June 9, 2008

 

CBOT Soy Outlook on Monday: Up 18-24 cents; midwest rains, floods spark gains

 

 

Soybean futures on the Chicago Board of Trade are seen starting Monday's day session firmly, bolstered by bullish Midwest weather conditions that threaten acreage and yield potential, analysts said.

 

CBOT soybean futures are called to start the session 18 to 24 cents higher. In overnight electronic trading, July soybeans were 20 3/4 cents higher at US$14.78 1/4 and November soybeans were 23 1/4 cents higher at US$14.62 3/4. July soyoil was 61 points higher at 64.95 cents per pound and July soymeal was US$5.00 higher at US$378.00 per short tonne.

 

The market is looking at a lot of rain that hit the Midwest during the weekend, raising concerns that flooded fields will need replanting or unseeded fields will be planted beyond the time frame for optimal yield potential, said Jack Scoville, analyst with Price Futures Group in Chicago.

 

The DTN Meteorlogix weather forecast said heavy storms and flooding hit parts of Indiana early in the weekend and then Iowa and Wisconsin later. Also, local areas in Nebraska, Illinois and Michigan had heavy storms and potential flooding.

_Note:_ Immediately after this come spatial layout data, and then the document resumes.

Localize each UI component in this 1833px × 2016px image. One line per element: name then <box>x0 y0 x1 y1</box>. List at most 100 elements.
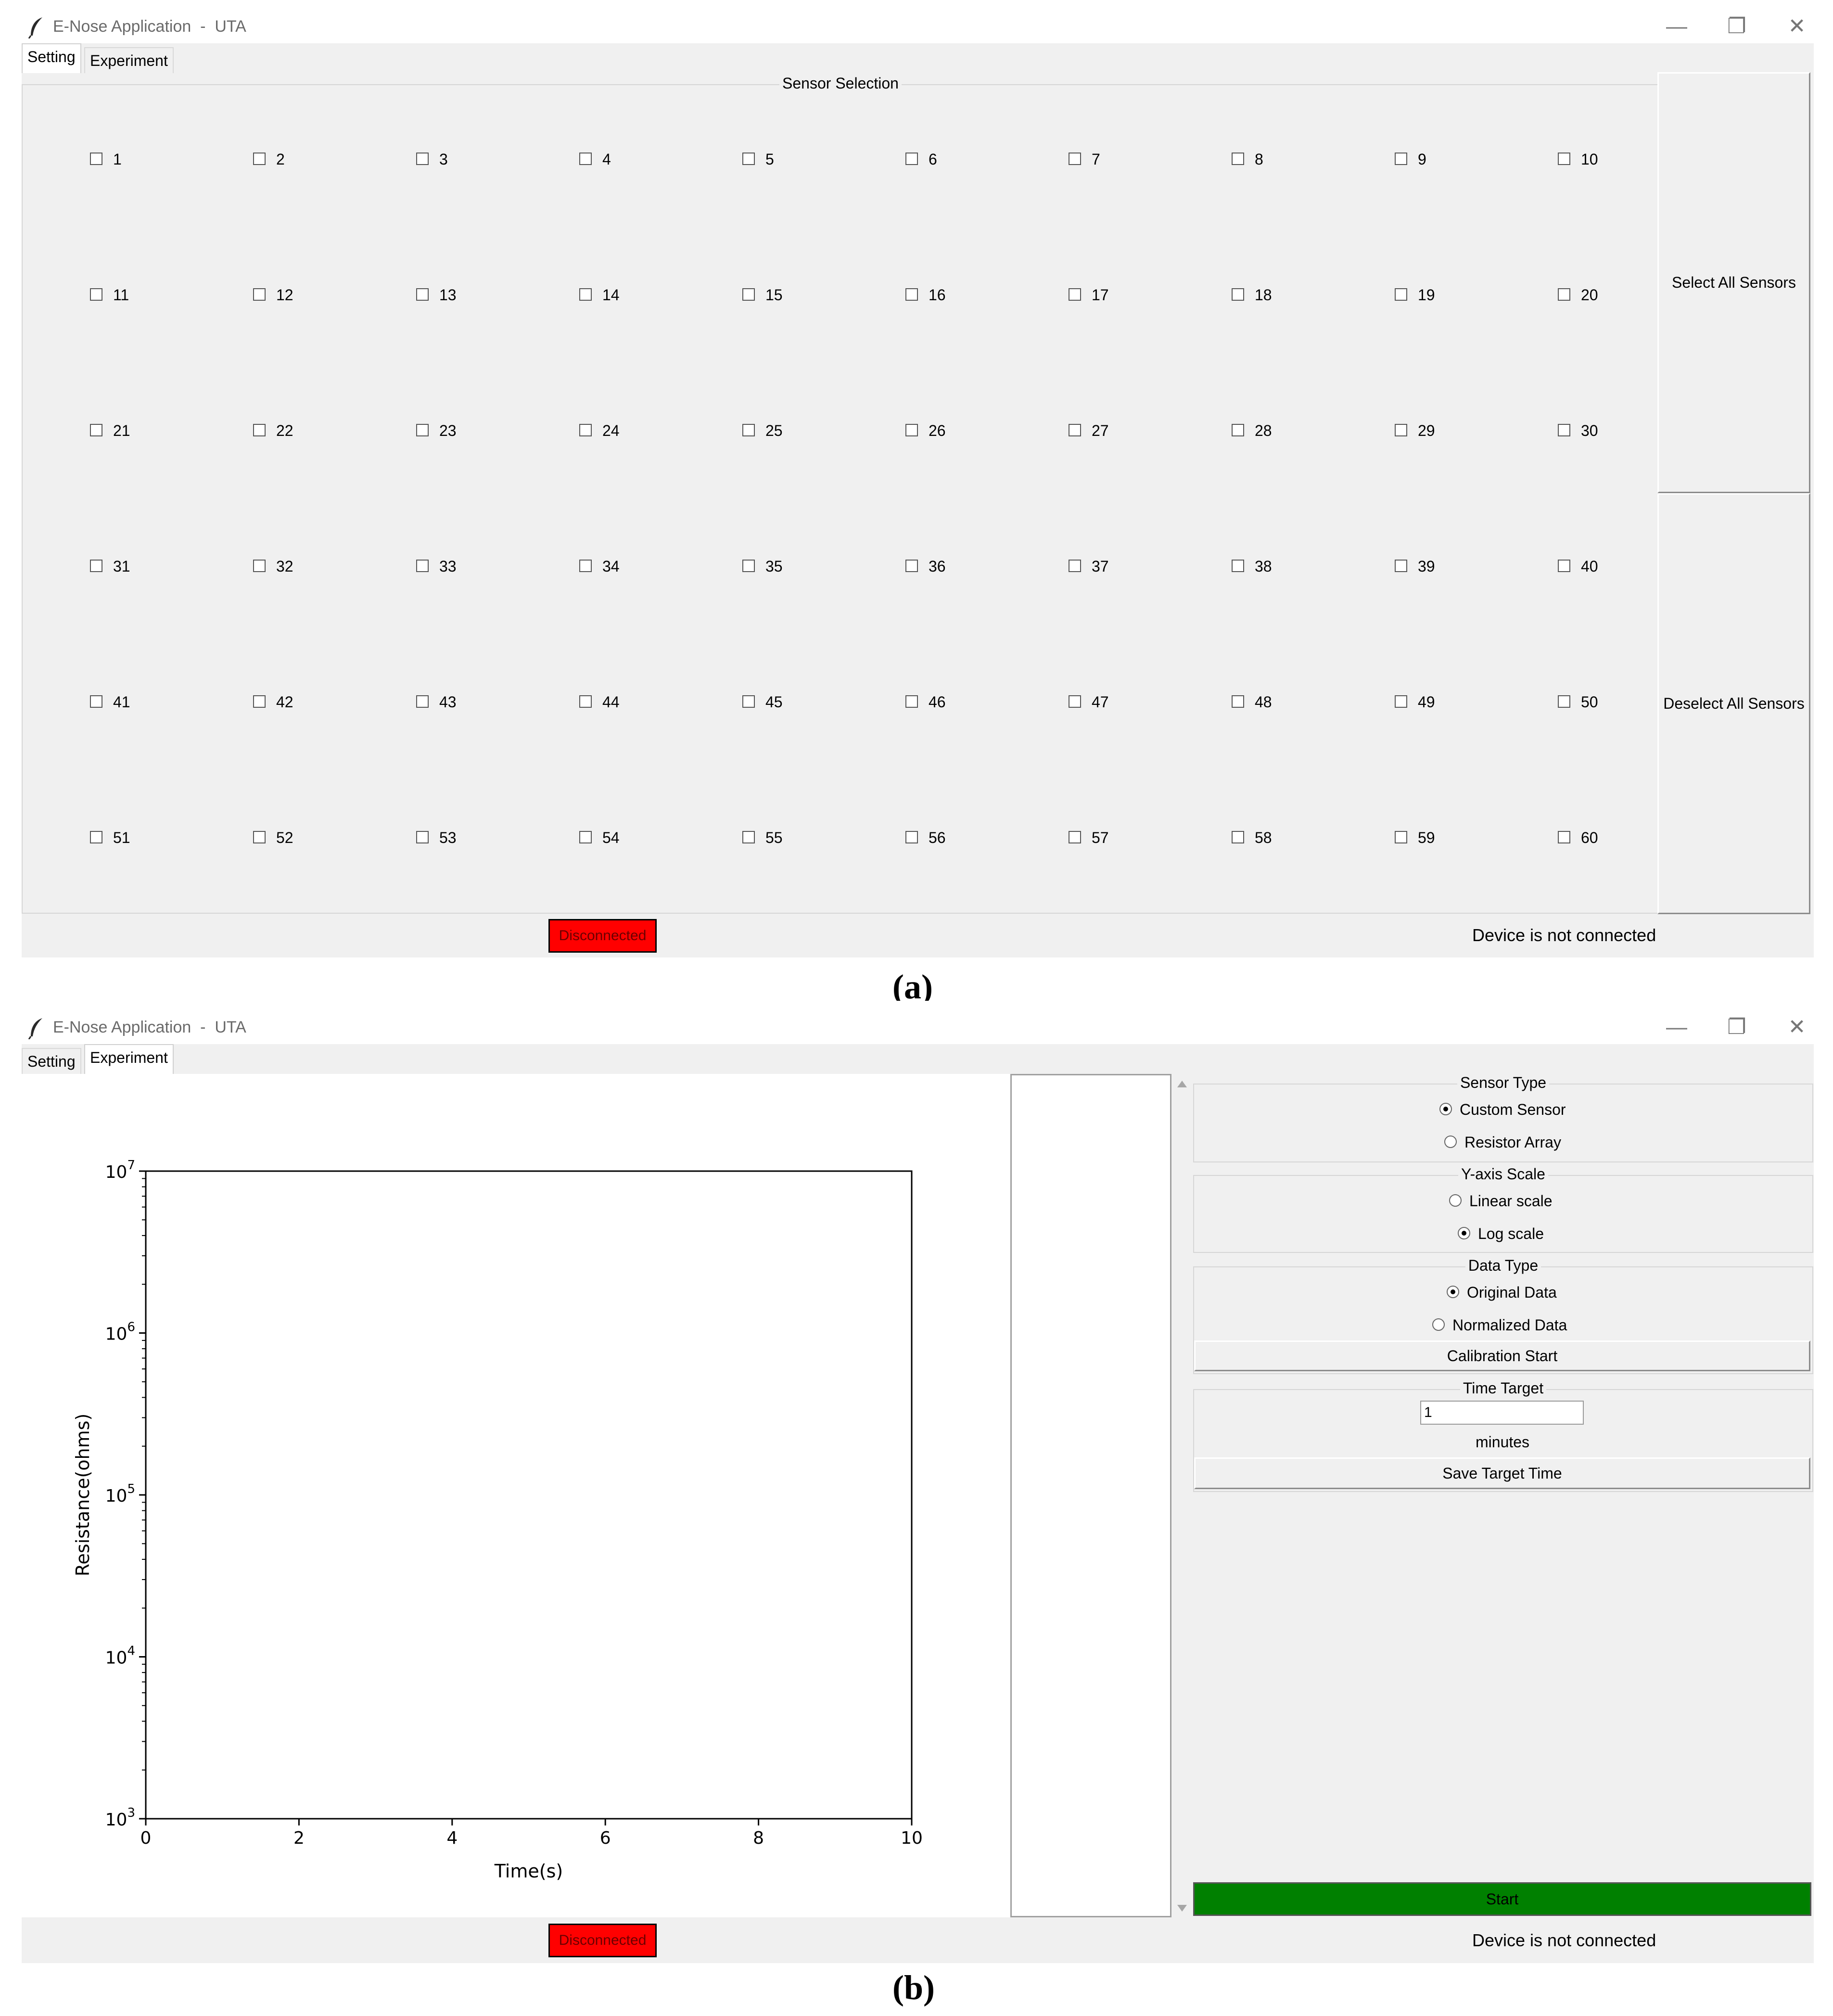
sensor-checkbox-54[interactable] <box>579 831 592 843</box>
sensor-checkbox-36[interactable] <box>905 560 918 572</box>
sensor-checkbox-45[interactable] <box>742 695 755 708</box>
sensor-checkbox-44[interactable] <box>579 695 592 708</box>
y-tick-base: 10 <box>105 1162 127 1182</box>
select-all-sensors-button[interactable]: Select All Sensors <box>1657 72 1810 493</box>
sensor-checkbox-4[interactable] <box>579 153 592 165</box>
sensor-checkbox-14[interactable] <box>579 288 592 301</box>
sensor-checkbox-35[interactable] <box>742 560 755 572</box>
sensor-checkbox-20[interactable] <box>1558 288 1570 301</box>
sensor-checkbox-48[interactable] <box>1232 695 1244 708</box>
sensor-checkbox-33[interactable] <box>416 560 429 572</box>
sensor-checkbox-23[interactable] <box>416 424 429 436</box>
sensor-checkbox-16[interactable] <box>905 288 918 301</box>
sensor-checkbox-59[interactable] <box>1395 831 1407 843</box>
tab-experiment[interactable]: Experiment <box>84 1044 174 1074</box>
sensor-checkbox-47[interactable] <box>1069 695 1081 708</box>
sensor-checkbox-17[interactable] <box>1069 288 1081 301</box>
sensor-checkbox-28[interactable] <box>1232 424 1244 436</box>
sensor-checkbox-41[interactable] <box>90 695 102 708</box>
scroll-up-arrow-icon[interactable] <box>1176 1079 1188 1088</box>
radio-log-scale[interactable] <box>1458 1227 1470 1239</box>
sensor-list-box[interactable] <box>1010 1074 1171 1917</box>
sensor-checkbox-label: 31 <box>113 558 130 575</box>
close-icon[interactable]: ✕ <box>1775 10 1819 43</box>
sensor-checkbox-label: 36 <box>929 558 946 575</box>
restore-icon[interactable]: ❐ <box>1715 1010 1758 1044</box>
radio-linear-scale-label: Linear scale <box>1469 1192 1553 1210</box>
sensor-checkbox-43[interactable] <box>416 695 429 708</box>
radio-custom-sensor[interactable] <box>1439 1103 1452 1115</box>
sensor-checkbox-label: 14 <box>602 286 620 304</box>
plot-frame <box>145 1170 913 1820</box>
sensor-checkbox-29[interactable] <box>1395 424 1407 436</box>
sensor-checkbox-58[interactable] <box>1232 831 1244 843</box>
radio-linear-scale[interactable] <box>1449 1194 1462 1207</box>
sensor-checkbox-13[interactable] <box>416 288 429 301</box>
save-target-time-button[interactable]: Save Target Time <box>1194 1457 1810 1489</box>
sensor-checkbox-57[interactable] <box>1069 831 1081 843</box>
sensor-checkbox-21[interactable] <box>90 424 102 436</box>
sensor-checkbox-5[interactable] <box>742 153 755 165</box>
sensor-checkbox-3[interactable] <box>416 153 429 165</box>
minimize-icon[interactable]: — <box>1655 1010 1698 1044</box>
sensor-checkbox-12[interactable] <box>253 288 266 301</box>
sensor-checkbox-34[interactable] <box>579 560 592 572</box>
sensor-checkbox-label: 34 <box>602 558 620 575</box>
sensor-checkbox-15[interactable] <box>742 288 755 301</box>
sensor-checkbox-32[interactable] <box>253 560 266 572</box>
tab-setting[interactable]: Setting <box>22 43 81 73</box>
controls-scrollbar[interactable] <box>1171 1074 1193 1917</box>
sensor-checkbox-label: 17 <box>1092 286 1109 304</box>
sensor-checkbox-30[interactable] <box>1558 424 1570 436</box>
radio-normalized-data[interactable] <box>1432 1318 1445 1331</box>
radio-resistor-array[interactable] <box>1444 1136 1457 1148</box>
sensor-checkbox-label: 56 <box>929 829 946 846</box>
tab-setting[interactable]: Setting <box>22 1048 81 1074</box>
sensor-checkbox-6[interactable] <box>905 153 918 165</box>
sensor-checkbox-1[interactable] <box>90 153 102 165</box>
sensor-checkbox-9[interactable] <box>1395 153 1407 165</box>
sensor-checkbox-label: 48 <box>1255 693 1272 711</box>
time-target-input[interactable]: 1 <box>1420 1401 1584 1425</box>
scroll-down-arrow-icon[interactable] <box>1176 1904 1188 1914</box>
sensor-checkbox-52[interactable] <box>253 831 266 843</box>
start-button[interactable]: Start <box>1193 1882 1811 1916</box>
sensor-checkbox-26[interactable] <box>905 424 918 436</box>
calibration-start-button[interactable]: Calibration Start <box>1194 1340 1810 1371</box>
y-tick-base: 10 <box>105 1325 127 1344</box>
sensor-checkbox-60[interactable] <box>1558 831 1570 843</box>
plot-canvas: 0 2 4 6 8 10 103 104 105 106 107 Time(s) Resistance(… <box>22 1074 1010 1917</box>
restore-icon[interactable]: ❐ <box>1715 10 1758 43</box>
sensor-checkbox-24[interactable] <box>579 424 592 436</box>
sensor-checkbox-10[interactable] <box>1558 153 1570 165</box>
y-tick-base: 10 <box>105 1810 127 1830</box>
sensor-checkbox-8[interactable] <box>1232 153 1244 165</box>
sensor-checkbox-27[interactable] <box>1069 424 1081 436</box>
sensor-checkbox-46[interactable] <box>905 695 918 708</box>
sensor-checkbox-51[interactable] <box>90 831 102 843</box>
sensor-checkbox-39[interactable] <box>1395 560 1407 572</box>
sensor-checkbox-49[interactable] <box>1395 695 1407 708</box>
sensor-checkbox-40[interactable] <box>1558 560 1570 572</box>
sensor-checkbox-37[interactable] <box>1069 560 1081 572</box>
sensor-checkbox-55[interactable] <box>742 831 755 843</box>
sensor-checkbox-7[interactable] <box>1069 153 1081 165</box>
minimize-icon[interactable]: — <box>1655 10 1698 43</box>
deselect-all-sensors-button[interactable]: Deselect All Sensors <box>1657 493 1810 914</box>
sensor-checkbox-50[interactable] <box>1558 695 1570 708</box>
radio-original-data[interactable] <box>1447 1286 1459 1298</box>
sensor-checkbox-2[interactable] <box>253 153 266 165</box>
close-icon[interactable]: ✕ <box>1775 1010 1819 1044</box>
sensor-checkbox-18[interactable] <box>1232 288 1244 301</box>
sensor-checkbox-42[interactable] <box>253 695 266 708</box>
sensor-checkbox-31[interactable] <box>90 560 102 572</box>
sensor-checkbox-22[interactable] <box>253 424 266 436</box>
sensor-checkbox-19[interactable] <box>1395 288 1407 301</box>
sensor-checkbox-label: 43 <box>439 693 457 711</box>
sensor-checkbox-56[interactable] <box>905 831 918 843</box>
tab-experiment[interactable]: Experiment <box>84 47 174 73</box>
sensor-checkbox-53[interactable] <box>416 831 429 843</box>
sensor-checkbox-38[interactable] <box>1232 560 1244 572</box>
sensor-checkbox-25[interactable] <box>742 424 755 436</box>
sensor-checkbox-11[interactable] <box>90 288 102 301</box>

Planting, emergence and development of corn and soybeans will continue to be affected, Meteorlogix added.

 

The market is already faced with tight projected old and new crop ending stocks and any threat to production adds pressure for farmers to produce strong yields, analysts added.

 

Soybeans need strong yields and increased acreage to offset strong demand, but the weather raises doubts on acreage, as farmers begin to look at crop insurance payouts as they weigh the risks of late planting or replanting, said Vic Lespinasse, an analyst with Grainanalyst.com.

 

However, news of the suspension of the Argentine farmers' strike and declines in crude oil futures are expected to apply mild pressure to limit advances in nearby contracts, traders said.

 

Nevertheless, weather will trump outside influences and bolster futures to start the session, Lespinasse added.

 

A technical analyst said market bulls have gained solid upside near-term technical momentum recently and are looking for more on the upside in the near term. The next upside price objective for July soybeans is to push and close prices above psychological resistance at US$15.00 a bushel. The next downside price objective is pushing and closing prices below solid support at US$13.90.

 

First resistance for July soybeans is seen at Friday's high of US$14.87 3/4 and then at US$15.00. First support is seen at Friday's low of US$14.48 1/2 and then at US$14.15.

 

Argentina farmers will lift their blockade on grain export sales starting Monday, leaders of leading farm groups confirmed Saturday. On Friday, the farm groups issued a press release hinting at lifting the strike.

 

The committee has decided to "keep blocking the sale of grains for export until Sunday night, and from then we will remain in a state of alert and mobilization," the release said.

 

Index funds increased their net long CBOT soybean futures and options positions combined, which now total 164,325 contracts as of June 3, down from 165,530 the prior week, according to the Commodity Futures Trading Commission, as reported Friday in its supplemental commitment of traders report. Traditional large speculative traders were net long 90,556 contracts compared with net longs of 84,169 in the previous week. Commercials held net short combined futures and options positions totaling 216,965 contracts, up from the previous week's 215,377 contracts.

 

On tap for Monday, the U.S. Department of Agriculture is scheduled to release its weekly export inspections report at 11 a.m. EDT and its weekly crop progress report at 4 p.m. EDT.

 

In overseas markets, crude palm oil futures on Malaysia's derivatives exchange rose 2.8% Monday on strong support from soybean oil and crude, but ended off highs on a weak export outlook and expectations of higher inventories, said market participants. The benchmark August contract on the Bursa Malaysia Derivatives ended MYR60 higher at MYR3,660 a metric tonne.